Memory is the engine of faithfulness. This is why the Scriptures are filled with commands to "remember." Remember the Sabbath. Remember that you were slaves in Egypt. Do this in remembrance of Me. God knows that a remembering people are an obedient people, and an obedient people are a courageous people. When you remember the plagues that brought the mighty Egyptian empire to its knees, you are not so impressed with the chariots of the Canaanites. When you remember God parting the Red Sea, you are not so worried about the river at flood stage. When you remember God feeding a nation in the desert, you are not so anxious about your supply lines.
But Ephraim refused this spiritual discipline of remembrance. They wanted the freedom to disobey, and the price of that freedom was to forget. They traded the glorious history of God's mighty acts for the cheap thrill of momentary autonomy. And in doing so, they erased the very basis for their courage. When the battle came, they had no stories to tell their souls. Their minds were a blank slate where God's victories should have been written in bold letters. And so, with full quivers and empty hearts, they turned and fled.
Conclusion: Remember, Obey, Fight
The story of Ephraim is a cautionary tale written for our benefit. The diagnosis of their failure is the diagnosis of our own. Why is the modern church so often characterized by compromise, fear, and retreat in the face of cultural opposition? It is not because we lack resources. We have more books, more conferences, and more podcasts than any generation in history. We are, like Ephraim, "equipped with bows."
Our failure is a failure of memory, which is born from a failure of covenant faithfulness. We have treated our relationship with God as a casual affair. We have viewed His law not as a delight but as a drag. We have wanted a God who saves us from hell but does not have the right to command our Tuesday morning. And because we have refused to walk in His ways, we have found it convenient to forget His mighty acts.
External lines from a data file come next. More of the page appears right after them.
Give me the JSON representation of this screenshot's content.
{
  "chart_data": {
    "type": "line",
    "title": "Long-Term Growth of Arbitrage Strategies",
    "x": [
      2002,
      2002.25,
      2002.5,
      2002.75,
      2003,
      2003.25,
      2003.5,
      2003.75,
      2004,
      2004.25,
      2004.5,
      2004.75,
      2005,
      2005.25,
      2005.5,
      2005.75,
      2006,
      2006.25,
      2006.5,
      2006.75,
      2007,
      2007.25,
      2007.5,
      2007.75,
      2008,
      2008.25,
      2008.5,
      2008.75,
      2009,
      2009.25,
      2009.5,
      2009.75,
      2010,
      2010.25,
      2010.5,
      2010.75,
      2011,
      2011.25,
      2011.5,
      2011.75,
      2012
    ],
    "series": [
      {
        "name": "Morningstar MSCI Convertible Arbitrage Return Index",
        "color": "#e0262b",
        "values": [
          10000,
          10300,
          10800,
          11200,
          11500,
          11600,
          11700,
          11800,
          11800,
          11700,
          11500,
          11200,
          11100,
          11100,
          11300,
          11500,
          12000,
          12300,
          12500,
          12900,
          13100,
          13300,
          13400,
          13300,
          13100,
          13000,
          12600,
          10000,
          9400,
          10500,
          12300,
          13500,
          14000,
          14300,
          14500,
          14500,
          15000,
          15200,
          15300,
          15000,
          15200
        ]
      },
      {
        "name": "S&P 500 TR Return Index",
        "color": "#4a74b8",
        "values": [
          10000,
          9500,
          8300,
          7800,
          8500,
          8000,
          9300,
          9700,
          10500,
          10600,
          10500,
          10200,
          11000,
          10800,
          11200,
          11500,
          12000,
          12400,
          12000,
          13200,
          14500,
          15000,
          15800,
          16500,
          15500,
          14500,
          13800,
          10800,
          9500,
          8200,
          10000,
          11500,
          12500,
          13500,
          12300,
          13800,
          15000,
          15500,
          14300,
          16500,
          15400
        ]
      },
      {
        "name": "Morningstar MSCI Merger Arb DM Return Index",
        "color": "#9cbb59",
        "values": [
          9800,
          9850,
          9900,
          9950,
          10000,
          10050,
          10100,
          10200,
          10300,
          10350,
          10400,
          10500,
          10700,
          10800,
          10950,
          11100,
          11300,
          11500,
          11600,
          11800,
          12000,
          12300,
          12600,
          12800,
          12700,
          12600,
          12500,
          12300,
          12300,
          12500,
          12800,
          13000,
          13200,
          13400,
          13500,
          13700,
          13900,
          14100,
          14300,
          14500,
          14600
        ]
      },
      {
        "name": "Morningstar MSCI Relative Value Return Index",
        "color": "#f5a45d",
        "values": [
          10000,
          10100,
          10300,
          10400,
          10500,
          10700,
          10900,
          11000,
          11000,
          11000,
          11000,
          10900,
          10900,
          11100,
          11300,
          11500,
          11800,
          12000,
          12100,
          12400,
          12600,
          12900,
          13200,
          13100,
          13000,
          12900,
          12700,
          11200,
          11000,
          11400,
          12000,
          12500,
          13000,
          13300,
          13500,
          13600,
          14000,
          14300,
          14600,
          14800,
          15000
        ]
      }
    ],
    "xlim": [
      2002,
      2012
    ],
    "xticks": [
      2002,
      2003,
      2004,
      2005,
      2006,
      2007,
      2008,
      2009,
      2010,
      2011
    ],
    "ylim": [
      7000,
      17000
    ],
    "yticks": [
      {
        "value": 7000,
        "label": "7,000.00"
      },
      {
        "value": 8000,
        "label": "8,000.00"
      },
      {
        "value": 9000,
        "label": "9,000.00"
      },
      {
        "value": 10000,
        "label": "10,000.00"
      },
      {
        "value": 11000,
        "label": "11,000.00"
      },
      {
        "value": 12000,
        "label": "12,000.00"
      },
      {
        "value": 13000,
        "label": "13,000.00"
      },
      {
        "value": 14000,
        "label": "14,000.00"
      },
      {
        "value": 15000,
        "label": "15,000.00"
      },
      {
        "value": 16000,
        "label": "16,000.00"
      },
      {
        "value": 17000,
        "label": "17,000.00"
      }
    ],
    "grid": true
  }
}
The antidote is not a new program or a better strategy. The antidote is repentance that leads to remembrance. We must return to the covenant. We must acknowledge that we are not our own; we were bought with a price. We belong to God, and our lives are to be lived on His terms. This means we must joyfully embrace His law as the perfect law of liberty. We must stop making excuses and start walking in obedience.
And as we do this, we must consciously and deliberately remember. We must rehearse the great story. We must remember the cross, that ultimate "wondrous deed" where God defeated sin, death, and the devil. We must remember the empty tomb, the ultimate display of God's power over our greatest enemy. We must tell these stories to ourselves, to our children, and to the world. We must let these memories define our reality.
When a church is grounded in the covenant, walking in the law, and saturated with the memory of God's mighty acts in Christ, it becomes fearless. It does not matter what enemies are arrayed against it. It does not matter how well-armed they appear to be. Such a church knows that the God who raised Jesus from the dead is for them, and if God is for them, who can be against them? They will not turn back in the day of battle. They will stand, they will fight, and they will conquer, not because their bows are so great, but because their memory of God is.